Omega grinds up menhaden at its Reedville, Va., plant for use in heart-healthy Omega-3 products, pet food and cosmetics. Its operation employs about 300 people, which makes it a big player both locally and in Richmond, the state capital.
In a four-page letter to ASMFC, Omega and 41 other commercial interests urge the commissioners to “resist any calls to rush forward precipitously, ahead of schedule, with the development of any new management scheme.”
Rush ahead? Really?
In 1967, the Virginia Marine Resources Commission urged the governor and General Assembly to authorize a study “of the effect on the menhaden fishery operations on recreational fishing in Virginia” in time for the 1970 legislative session. Nothing really came of it, but the first red flag was raised—by Virginia.
Four decades hardly seems to be rushing to conclusions.
In an interview last month with The Public Trust Project, Dr. Rob Latour, a Virginia fisheries expert who led ASMFC’s 2010 menhaden stock assessment said: “There are lots of flags within the stock assessment that cause concern…the total abundance predicted by the stock assessment is the lowest on record from 1954-2008. How can it be the lowest ever and still be healthy or not overfished?”
How, indeed.
But Omega has a new posse of allies: commercial fishermen from Maine to North Carolina who supply the lobster fleet with bait.
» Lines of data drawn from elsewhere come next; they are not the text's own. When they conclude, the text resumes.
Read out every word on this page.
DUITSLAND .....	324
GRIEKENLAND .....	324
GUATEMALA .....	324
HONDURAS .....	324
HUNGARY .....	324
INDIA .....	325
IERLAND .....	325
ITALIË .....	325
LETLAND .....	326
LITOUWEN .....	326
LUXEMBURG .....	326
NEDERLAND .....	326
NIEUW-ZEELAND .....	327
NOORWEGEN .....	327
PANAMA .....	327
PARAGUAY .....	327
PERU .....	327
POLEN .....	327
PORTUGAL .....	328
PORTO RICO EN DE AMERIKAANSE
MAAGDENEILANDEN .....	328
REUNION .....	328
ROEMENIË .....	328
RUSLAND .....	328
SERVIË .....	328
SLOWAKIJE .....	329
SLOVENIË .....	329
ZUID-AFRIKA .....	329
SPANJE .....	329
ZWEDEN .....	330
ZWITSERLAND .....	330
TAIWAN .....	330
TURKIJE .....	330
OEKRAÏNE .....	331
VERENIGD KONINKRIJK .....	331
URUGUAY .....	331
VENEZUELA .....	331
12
With overfished herring being placed off-limits while the stock is rebuilt, bait boats are likely to substitute menhaden.
If ASMFC didn’t have the intestinal fortitude to take on Omega by itself, why should anyone think it can summon up the courage to take on commercial interests from nine states?
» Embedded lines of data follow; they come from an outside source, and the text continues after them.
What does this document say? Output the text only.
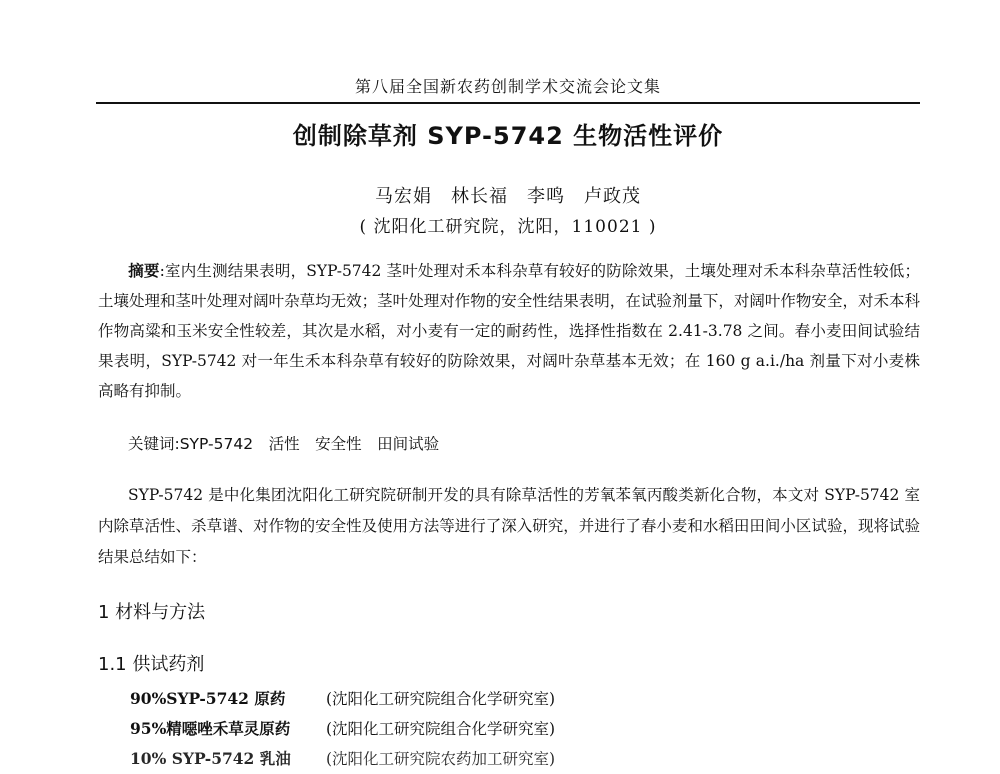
第八届全国新农药创制学术交流会论文集
创制除草剂 SYP-5742 生物活性评价
马宏娟　林长福　李鸣　卢政茂
( 沈阳化工研究院，沈阳，110021 )
摘要:室内生测结果表明，SYP-5742 茎叶处理对禾本科杂草有较好的防除效果，土壤处理对禾本科杂草活性较低；土壤处理和茎叶处理对阔叶杂草均无效；茎叶处理对作物的安全性结果表明，在试验剂量下，对阔叶作物安全，对禾本科作物高粱和玉米安全性较差，其次是水稻，对小麦有一定的耐药性，选择性指数在 2.41-3.78 之间。春小麦田间试验结果表明，SYP-5742 对一年生禾本科杂草有较好的防除效果，对阔叶杂草基本无效；在 160 g a.i./ha 剂量下对小麦株高略有抑制。
关键词:SYP-5742　活性　安全性　田间试验
SYP-5742 是中化集团沈阳化工研究院研制开发的具有除草活性的芳氧苯氧丙酸类新化合物，本文对 SYP-5742 室内除草活性、杀草谱、对作物的安全性及使用方法等进行了深入研究，并进行了春小麦和水稻田田间小区试验，现将试验结果总结如下：
1 材料与方法
1.1 供试药剂
90%SYP-5742 原药	(沈阳化工研究院组合化学研究室)
95%精噁唑禾草灵原药 (沈阳化工研究院组合化学研究室)
10% SYP-5742 乳油 (沈阳化工研究院农药加工研究室)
But if the commissioners are ready to forge ahead without the latest science to protect striped bass, how can they in good conscience and with plenty of alarming numbers in hand deny menhaden protection that really means something?






Comments
Anyone who cares about the marine environment should first read this fine article and then let the ASMFC know that you are outraged by their failure to protect menhaden, the most important fish in the sea.
Posted by: H. Bruce Franklin | July 30, 2011 2:31 PM
ASFMC should protect menhaden.
Posted by: Randy Fertel | July 30, 2011 4:30 PM
Quoting Goode, 1884, "History of Aquatic Animals" Section I, p. 575: "In estimating the importance of the Menhaden to the United States, it should be borne in mind that its absence from our waters would probably reduce all our other sea fisheries to at least one-fourth their present extent."
Posted by: William Burgess Leavenworth | July 31, 2011 12:41 PM
Stock Status – Concern – The coast– wide Atlantic menhaden stock is not overfished, but was found to be experiencing overfishing. This is based on a corrected version of the 2010 Atlantic menhaden stock assessment (a mistake was found in the model code of the original 2010 Atlantic menhaden benchmark stock assessment). Originally, overfishing was not occurring and the fishing mortality rate (F) was slightly below the threshold. After the correction was made to the stock assessment, F is now slightly above the threshold for 2008 (terminal year). Population fecundity was above target; therefore the stock is not overfished. Commercial landings in North Carolina have decreased because there is no longer a menhaden reduction plant in the state.
In ten years of assessments (from 1999 to 2008), overfishing was found to have occurred only in the last year -- and then, by a very small amount -- 0.004 over what is known as the fishing mortality threshold. To put this in perspective, it means that the industry was estimated to have overfished the threshold by 0.4 percent during the 2008 season.
A lot of the stock assessment is based on landings and landing do not always coinside with stock size. also the herring stock is not overfished it was stopped because it exceeded it,s haddock bycatch which is small compared to the overall haddock stock size which is also not overfished or anywhere near being overfished.